In contrast, the reaction on Twitter to Dr Nehme’s talk today was overwhelmingly positive. The same people who were unhappy yesterday were respectful and attentive today. There was a standing ovation at the end. But what was the topic? The cloud! Isn’t the cloud the root of all evil? Why were the reactions so different? Well, you say, this was technical education, not marketing. It was indeed technical education, but let me be clear: today’s keynote was just as much a marketing presentation as yesterday’s keynote. The difference is that it was highly effective marketing for the cloud, rather than a ham-fisted attempt to ram the cloud down people’s throats. Truly effective marketing is not obvious as marketing; truly effective marketing of this kind is something that the intended audience actively enjoys (and I’m not saying this is done as some kind of cynical deception – today’s audiences are too aware for anything insincere to succeed). Today’s keynote did more for the perception of Microsoft’s cloud strategy in its target audience than anything else I have seen recently. The other confusing aspect of this is that the ineffective marketing here is the work– I assume – of marketing professionals – whereas the effective marketing has been done by someone who is clearly One Of Us (although she mentioned at the beginning of her presentation, I think, that she had an MBA as well as a laundry list of other impressive qualifications) and not a marketing professional.

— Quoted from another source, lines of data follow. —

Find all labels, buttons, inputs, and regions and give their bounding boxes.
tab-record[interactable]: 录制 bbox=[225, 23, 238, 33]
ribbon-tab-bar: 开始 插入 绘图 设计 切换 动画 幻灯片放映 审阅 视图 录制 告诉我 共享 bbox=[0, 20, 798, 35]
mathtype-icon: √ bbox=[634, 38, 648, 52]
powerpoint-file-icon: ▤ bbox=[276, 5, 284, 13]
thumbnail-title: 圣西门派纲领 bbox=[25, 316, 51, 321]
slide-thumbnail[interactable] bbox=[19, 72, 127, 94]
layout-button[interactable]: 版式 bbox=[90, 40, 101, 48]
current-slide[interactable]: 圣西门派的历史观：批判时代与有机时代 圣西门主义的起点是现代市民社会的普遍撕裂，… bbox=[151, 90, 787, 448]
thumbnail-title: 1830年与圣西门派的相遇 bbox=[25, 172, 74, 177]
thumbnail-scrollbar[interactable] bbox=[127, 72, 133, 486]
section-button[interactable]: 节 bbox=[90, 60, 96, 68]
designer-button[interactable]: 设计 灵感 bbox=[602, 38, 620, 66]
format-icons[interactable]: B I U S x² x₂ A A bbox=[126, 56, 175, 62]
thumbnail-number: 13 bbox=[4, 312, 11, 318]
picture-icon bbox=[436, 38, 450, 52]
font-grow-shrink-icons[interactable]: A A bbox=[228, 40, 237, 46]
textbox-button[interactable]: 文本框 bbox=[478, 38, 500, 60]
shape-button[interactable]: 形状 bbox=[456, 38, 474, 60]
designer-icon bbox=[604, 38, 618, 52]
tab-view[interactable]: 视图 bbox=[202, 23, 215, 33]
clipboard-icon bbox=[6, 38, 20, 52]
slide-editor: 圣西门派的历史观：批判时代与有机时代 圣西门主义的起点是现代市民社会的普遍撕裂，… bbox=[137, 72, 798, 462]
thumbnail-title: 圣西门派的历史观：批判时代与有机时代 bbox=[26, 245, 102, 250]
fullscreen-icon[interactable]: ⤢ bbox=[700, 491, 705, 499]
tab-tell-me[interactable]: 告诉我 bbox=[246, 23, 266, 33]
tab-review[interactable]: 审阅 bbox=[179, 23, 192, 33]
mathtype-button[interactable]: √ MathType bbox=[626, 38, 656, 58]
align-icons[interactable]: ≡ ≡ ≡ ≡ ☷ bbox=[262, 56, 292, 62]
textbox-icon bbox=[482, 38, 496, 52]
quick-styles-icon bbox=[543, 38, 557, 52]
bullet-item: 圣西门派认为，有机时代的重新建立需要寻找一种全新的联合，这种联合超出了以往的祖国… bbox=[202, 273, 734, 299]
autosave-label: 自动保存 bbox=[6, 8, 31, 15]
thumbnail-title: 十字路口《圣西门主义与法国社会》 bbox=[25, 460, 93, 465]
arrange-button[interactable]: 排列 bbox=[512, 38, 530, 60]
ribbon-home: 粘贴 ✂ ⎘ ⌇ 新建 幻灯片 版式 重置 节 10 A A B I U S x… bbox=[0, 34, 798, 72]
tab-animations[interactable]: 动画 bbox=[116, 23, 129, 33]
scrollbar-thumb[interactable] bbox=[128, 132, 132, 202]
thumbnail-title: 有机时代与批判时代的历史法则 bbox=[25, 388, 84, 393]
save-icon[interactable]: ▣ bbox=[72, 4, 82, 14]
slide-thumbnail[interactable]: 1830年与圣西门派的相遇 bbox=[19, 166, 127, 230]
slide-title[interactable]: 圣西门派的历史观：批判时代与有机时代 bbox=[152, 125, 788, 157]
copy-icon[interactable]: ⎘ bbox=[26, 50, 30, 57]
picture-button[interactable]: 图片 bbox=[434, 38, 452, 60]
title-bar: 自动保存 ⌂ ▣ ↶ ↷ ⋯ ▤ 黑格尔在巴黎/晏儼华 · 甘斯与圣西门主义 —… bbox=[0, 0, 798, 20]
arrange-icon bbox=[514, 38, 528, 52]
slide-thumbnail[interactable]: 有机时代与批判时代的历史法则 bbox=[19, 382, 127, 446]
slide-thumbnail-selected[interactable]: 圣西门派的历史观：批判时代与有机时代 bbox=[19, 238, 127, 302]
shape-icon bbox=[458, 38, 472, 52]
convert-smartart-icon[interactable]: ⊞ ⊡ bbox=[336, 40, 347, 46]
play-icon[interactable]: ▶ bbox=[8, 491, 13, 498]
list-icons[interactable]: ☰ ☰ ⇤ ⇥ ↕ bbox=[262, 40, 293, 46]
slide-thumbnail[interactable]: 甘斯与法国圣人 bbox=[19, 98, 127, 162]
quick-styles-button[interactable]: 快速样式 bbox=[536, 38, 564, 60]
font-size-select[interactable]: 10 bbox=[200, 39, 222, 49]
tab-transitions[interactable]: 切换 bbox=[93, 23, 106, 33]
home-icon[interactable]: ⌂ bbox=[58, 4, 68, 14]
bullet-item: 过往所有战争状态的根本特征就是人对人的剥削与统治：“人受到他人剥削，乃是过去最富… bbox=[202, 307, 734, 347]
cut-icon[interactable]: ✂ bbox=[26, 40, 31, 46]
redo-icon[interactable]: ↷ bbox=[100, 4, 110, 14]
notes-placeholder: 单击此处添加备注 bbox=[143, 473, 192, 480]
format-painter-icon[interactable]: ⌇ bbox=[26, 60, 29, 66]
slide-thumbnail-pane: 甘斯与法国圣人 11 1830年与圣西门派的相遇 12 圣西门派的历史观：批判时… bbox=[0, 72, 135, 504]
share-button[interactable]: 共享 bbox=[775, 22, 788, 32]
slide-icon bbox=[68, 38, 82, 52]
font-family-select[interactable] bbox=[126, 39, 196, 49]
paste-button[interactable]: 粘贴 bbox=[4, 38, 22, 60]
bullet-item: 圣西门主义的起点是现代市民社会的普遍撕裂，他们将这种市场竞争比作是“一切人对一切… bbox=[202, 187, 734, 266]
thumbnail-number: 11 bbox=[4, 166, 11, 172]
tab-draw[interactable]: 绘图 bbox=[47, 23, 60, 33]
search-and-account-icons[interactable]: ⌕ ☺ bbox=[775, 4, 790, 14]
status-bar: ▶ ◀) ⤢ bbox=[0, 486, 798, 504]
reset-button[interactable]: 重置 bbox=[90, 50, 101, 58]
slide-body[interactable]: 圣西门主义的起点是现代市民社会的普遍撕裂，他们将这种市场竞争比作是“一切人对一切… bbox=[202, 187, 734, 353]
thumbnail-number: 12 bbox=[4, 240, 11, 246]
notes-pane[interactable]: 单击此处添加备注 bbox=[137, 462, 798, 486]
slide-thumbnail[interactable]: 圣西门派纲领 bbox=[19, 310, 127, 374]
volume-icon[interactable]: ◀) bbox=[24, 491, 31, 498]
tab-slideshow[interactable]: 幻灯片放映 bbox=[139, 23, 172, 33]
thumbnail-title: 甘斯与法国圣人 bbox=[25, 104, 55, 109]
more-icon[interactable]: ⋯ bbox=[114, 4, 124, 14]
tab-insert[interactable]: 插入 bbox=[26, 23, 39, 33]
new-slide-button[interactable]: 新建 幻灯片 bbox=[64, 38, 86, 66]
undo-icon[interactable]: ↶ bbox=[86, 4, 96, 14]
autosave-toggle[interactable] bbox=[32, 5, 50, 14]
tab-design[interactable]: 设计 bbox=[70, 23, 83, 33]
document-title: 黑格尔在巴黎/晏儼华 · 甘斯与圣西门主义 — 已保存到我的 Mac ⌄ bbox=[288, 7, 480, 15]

So what can we, and more importantly Microsoft, learn from this? It’s that if you want to do effective marketing to a technical audience you have to talk tech to them. Speak to them as equals in a language they understand, and provide strong technical reasons to back up what you’re saying. Traditional marketing that relies on theatre and pizzazz and that has no substance is actually counter-productive and damaging. The good news is that Microsoft does have a lot of people who instinctively understand this. I have always felt that Buck Woody is a true technical marketing genius, quite apart from his many other accomplishments. Donald Farmer is too, and that’s why so many people saw his leaving Microsoft as a significant blow for Microsoft BI. I’m not arguing that Microsoft fire its marketing department and let the techies handle marketing itself because that’s clearly never going to happen, I doubt the techies would want to do that job full-time, and let’s face it the techies would be equally inept at marketing but in different ways. What needs to happen is that the marketing professionals at Microsoft understand that their current, very traditional strategy is failing and that it should be replaced with an entirely new approach. The evidence from PASS is that the content itself is not the problem, it’s the way it is being presented.